Нынешняя российская ситуация конечно же печальна, а не смешна, и такой же она была во времена юмористов Ильфа и Петрова, хотя литературный жулик намного обаятельнее настоящих. И в том, и в другом случае смысл конфликта заключался в том, что играть по правилам постмодернизма умела лишь одна из сторон, а другая совершенно искренне пыталась понять, под которым из наперстков скрывается горошина, – публика еще не научилась подозревать, что горошина всегда спрятана в кулаке.
Но столкновение иллюзии с реальностью может стать тотальным, и именно в этом заключается главная мысль статьи Джексона Лирза. Реальность дала сдачи 11 сентября. Постмодернистское сознание процветает лишь в атмосфере, где его условности понятны практически всем, как в Америке, – либо отдельными очагами, как в России, где одна из сторон не понимает правил и до поры верит, что с ней играют честно. Тоталитарное сознание исламского и любого другого фундаментализма не верит в мерцание значений и относительность истин, каждая истина для него абсолютна и не подлежит компромиссу. И если допустимо вновь прибегнуть к легкомысленной метафоре, в положении лоха здесь впервые оказываются и Остап Бендер, и сам П. Т. Барнем. Как раз эту ситуацию и разыграли авторы в финале «Золотого теленка», где герой упирается в несдвигаемую скалу советской власти.

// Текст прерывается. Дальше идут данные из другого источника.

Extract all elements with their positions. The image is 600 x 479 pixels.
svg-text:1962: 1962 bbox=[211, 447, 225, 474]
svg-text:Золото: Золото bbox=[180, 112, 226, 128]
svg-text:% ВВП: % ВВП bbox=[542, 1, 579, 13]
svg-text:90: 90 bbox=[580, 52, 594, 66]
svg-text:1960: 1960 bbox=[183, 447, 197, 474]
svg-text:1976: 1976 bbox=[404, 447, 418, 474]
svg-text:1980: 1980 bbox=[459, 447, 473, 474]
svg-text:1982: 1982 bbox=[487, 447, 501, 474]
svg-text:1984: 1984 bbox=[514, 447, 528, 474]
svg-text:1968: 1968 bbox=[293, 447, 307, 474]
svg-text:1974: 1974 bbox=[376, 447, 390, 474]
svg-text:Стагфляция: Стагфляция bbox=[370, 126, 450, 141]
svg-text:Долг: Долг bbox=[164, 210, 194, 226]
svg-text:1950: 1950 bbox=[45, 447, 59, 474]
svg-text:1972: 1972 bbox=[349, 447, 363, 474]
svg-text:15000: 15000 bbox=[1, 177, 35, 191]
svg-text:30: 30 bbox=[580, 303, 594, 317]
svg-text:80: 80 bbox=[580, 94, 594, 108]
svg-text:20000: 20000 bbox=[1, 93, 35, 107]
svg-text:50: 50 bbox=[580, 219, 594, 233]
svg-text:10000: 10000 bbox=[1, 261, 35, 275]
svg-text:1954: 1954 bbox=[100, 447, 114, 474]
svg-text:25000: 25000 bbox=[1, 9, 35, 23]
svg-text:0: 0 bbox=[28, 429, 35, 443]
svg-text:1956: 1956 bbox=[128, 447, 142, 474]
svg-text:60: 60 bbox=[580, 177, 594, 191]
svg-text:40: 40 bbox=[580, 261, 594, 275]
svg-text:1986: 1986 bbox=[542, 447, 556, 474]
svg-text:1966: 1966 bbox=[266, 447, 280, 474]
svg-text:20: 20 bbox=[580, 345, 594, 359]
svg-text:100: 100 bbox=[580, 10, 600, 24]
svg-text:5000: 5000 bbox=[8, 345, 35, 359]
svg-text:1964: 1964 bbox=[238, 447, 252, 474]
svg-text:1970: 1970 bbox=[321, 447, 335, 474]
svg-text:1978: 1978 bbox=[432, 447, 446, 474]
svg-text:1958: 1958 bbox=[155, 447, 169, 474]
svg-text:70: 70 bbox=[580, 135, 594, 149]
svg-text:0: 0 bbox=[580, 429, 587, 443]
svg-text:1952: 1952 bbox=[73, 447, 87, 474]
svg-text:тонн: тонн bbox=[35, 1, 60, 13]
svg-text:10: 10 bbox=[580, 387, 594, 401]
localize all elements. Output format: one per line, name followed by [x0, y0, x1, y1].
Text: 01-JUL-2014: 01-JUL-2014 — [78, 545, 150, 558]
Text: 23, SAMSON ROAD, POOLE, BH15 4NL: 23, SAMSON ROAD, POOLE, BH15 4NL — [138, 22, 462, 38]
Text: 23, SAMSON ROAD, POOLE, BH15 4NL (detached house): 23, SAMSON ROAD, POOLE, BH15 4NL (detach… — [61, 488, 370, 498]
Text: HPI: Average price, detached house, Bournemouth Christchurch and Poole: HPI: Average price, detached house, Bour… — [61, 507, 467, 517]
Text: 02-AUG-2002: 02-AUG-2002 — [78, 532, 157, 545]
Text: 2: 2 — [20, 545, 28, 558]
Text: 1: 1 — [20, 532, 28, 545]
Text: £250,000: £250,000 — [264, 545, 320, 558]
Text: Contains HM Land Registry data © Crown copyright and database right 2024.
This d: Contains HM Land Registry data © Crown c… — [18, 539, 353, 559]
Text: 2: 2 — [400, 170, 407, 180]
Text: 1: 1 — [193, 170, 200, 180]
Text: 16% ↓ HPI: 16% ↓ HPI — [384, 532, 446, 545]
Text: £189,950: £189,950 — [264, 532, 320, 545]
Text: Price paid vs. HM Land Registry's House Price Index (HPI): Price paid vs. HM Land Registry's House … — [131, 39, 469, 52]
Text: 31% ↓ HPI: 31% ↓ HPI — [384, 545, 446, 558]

Когда мы говорим, что 11 сентября мир резко и навсегда изменился, в нашем утверждении спрятана неявная условная конструкция, суждение по модели «если – то». Мир изменится в том случае, если общество, на которое совершено нападение, найдет в себе ресурсы, еще не разъеденные универсальным цинизмом, который ему прививали на протяжении полутора веков. Сделать это будет невообразимо трудно, потому что традиция и обычай подобны фарфоровой чашке, разбив которую ее уже не соберешь из кусков и не склеишь как новую, а новую в домашних условиях изготовить трудно.